# 3-d shoots in West virginia



## 3-d man (Jan 23, 2006)

I am looking for some 3-d shoots in the West Virginia area. Thank You


----------



## BK Artworks (Nov 7, 2005)

Well where are you from and what area are you looking for. There are shoots/ranges/leagues in Lumberport, Huntington, Buckhannon, Morgantown, Parkersburg, and many more that I dont know about I'm sure.


----------



## Kickin_Killa (Aug 31, 2005)

BK Artworks said:


> Well where are you from and what area are you looking for. There are shoots/ranges/leagues in Lumberport, Huntington, Buckhannon, Morgantown, Parkersburg, and many more that I dont know about I'm sure.

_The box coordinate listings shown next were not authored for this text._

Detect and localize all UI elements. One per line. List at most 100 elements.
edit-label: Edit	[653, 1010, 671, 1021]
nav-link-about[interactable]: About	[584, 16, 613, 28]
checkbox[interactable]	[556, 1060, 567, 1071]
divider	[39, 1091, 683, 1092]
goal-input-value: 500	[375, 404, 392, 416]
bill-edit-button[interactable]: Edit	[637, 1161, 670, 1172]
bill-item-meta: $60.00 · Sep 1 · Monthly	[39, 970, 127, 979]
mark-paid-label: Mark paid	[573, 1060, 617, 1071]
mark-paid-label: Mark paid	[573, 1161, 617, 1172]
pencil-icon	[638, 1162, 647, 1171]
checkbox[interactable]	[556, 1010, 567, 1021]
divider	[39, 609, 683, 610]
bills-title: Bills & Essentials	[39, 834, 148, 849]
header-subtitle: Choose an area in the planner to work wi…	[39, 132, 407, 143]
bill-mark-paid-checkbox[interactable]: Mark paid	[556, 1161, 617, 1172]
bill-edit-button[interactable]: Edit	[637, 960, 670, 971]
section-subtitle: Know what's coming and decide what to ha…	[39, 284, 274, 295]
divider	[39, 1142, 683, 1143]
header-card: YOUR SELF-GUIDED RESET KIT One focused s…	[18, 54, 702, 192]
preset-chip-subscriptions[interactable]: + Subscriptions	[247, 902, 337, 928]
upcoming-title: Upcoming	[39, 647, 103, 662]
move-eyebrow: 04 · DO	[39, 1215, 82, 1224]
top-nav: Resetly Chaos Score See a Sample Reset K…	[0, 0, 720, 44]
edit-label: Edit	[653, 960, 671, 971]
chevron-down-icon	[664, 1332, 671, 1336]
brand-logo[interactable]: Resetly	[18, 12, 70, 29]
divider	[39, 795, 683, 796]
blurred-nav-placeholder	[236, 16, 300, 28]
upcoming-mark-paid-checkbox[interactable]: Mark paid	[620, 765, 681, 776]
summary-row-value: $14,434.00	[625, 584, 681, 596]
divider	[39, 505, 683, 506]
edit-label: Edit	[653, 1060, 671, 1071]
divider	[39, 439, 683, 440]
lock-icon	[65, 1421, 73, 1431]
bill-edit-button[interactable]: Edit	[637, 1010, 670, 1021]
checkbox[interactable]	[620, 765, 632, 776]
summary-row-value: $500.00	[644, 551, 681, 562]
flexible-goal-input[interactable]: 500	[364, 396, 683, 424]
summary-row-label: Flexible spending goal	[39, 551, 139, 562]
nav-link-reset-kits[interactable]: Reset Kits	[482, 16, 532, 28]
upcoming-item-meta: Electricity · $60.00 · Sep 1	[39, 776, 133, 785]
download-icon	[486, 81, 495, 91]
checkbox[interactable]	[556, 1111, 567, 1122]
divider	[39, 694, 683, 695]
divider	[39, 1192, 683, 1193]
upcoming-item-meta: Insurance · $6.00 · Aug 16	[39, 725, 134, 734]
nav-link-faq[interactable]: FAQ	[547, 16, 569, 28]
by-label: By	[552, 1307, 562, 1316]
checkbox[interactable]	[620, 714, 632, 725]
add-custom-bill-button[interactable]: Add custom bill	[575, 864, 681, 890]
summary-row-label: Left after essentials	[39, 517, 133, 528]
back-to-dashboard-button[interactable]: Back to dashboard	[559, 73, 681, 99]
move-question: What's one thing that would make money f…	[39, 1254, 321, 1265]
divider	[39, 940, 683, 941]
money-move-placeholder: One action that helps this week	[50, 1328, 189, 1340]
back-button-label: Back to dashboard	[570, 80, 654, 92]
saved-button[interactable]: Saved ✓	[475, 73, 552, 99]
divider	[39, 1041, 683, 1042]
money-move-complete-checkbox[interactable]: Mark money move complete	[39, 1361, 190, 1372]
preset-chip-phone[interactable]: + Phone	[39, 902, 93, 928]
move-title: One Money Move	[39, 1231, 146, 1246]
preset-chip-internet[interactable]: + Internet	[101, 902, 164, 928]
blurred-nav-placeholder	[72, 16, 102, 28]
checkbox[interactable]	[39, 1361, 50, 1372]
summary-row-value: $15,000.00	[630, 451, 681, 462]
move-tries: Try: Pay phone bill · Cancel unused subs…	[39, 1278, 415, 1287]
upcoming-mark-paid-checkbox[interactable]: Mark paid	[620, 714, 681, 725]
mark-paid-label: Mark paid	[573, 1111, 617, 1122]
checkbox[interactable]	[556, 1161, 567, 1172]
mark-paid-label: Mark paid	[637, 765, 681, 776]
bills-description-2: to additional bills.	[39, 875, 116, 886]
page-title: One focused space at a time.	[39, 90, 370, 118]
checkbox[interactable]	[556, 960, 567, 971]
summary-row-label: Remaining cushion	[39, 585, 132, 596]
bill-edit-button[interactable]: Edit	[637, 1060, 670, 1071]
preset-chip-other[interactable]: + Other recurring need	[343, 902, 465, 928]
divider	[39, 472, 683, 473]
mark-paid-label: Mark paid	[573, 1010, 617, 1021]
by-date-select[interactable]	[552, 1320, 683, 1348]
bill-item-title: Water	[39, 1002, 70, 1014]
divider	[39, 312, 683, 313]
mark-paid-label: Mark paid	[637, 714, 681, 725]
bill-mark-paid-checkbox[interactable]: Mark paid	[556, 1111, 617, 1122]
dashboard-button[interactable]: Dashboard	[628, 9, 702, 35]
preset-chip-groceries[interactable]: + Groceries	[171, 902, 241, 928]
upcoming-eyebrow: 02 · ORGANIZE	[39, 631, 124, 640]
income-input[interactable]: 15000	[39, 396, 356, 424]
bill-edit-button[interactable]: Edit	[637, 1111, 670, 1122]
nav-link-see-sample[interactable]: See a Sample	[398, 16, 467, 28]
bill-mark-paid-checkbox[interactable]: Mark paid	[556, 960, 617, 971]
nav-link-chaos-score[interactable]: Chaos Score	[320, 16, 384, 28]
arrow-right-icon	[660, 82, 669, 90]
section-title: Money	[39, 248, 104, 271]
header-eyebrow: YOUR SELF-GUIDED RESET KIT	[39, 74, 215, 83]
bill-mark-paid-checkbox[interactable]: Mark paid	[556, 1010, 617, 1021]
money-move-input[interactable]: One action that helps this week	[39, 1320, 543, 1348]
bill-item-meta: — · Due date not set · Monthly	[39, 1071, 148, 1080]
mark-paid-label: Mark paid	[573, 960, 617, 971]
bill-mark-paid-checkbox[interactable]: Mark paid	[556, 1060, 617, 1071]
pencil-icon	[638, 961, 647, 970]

Is there one in Lumberport? May come down there to work at the power plant. May as well take my bow!:thumbs_up


----------



## lx12ringer (Jan 23, 2004)

go to 3dshoots.com and do a zip code search!


----------



## zip4644 (Jan 8, 2006)

*3D in WV*

although 3dshoots.com is a good site many inthis area have not posted there schedules. There is a range with 20 targets still set in Mason Co. It is called turkey run archery. Blacks run in Wirt Co. has also set their range. I hope this helps.


----------



## MSCJEM (Sep 14, 2004)

*ttt*

call Harold Cogar AT 304 622 8440 AFTER 6 AND BEFORE 9 He has a shop


----------



## gollie15 (Feb 25, 2003)

*Beaver Creek*

Hey, come see us in Mason Co, we leave 30 targets out year round ( well 29, since someone stole our standing bear ). We're located on Rt. 35 between Point Pleasant & Winfield, just before the drag strip. PM me for more info...George


----------



## ashhopper (Dec 8, 2003)

We have a shoot at Leetown,WV, at the Jefferson Co. IWLA, located between Martinsburg & Charles Town. We start in Jan. & have 1 shoot a month thru Oct. A money shoot is scheduled for 7/16/06. Two classes,Open & Hunter. For information call Ray @ 304-229-3114.Next shoot is Feb.12.


----------



## sheets (Dec 26, 2004)

*3d*

I am opening one in Cottageville,near Ripley will be open first weekend in March..30 targets with some novelty shoots on weekends


----------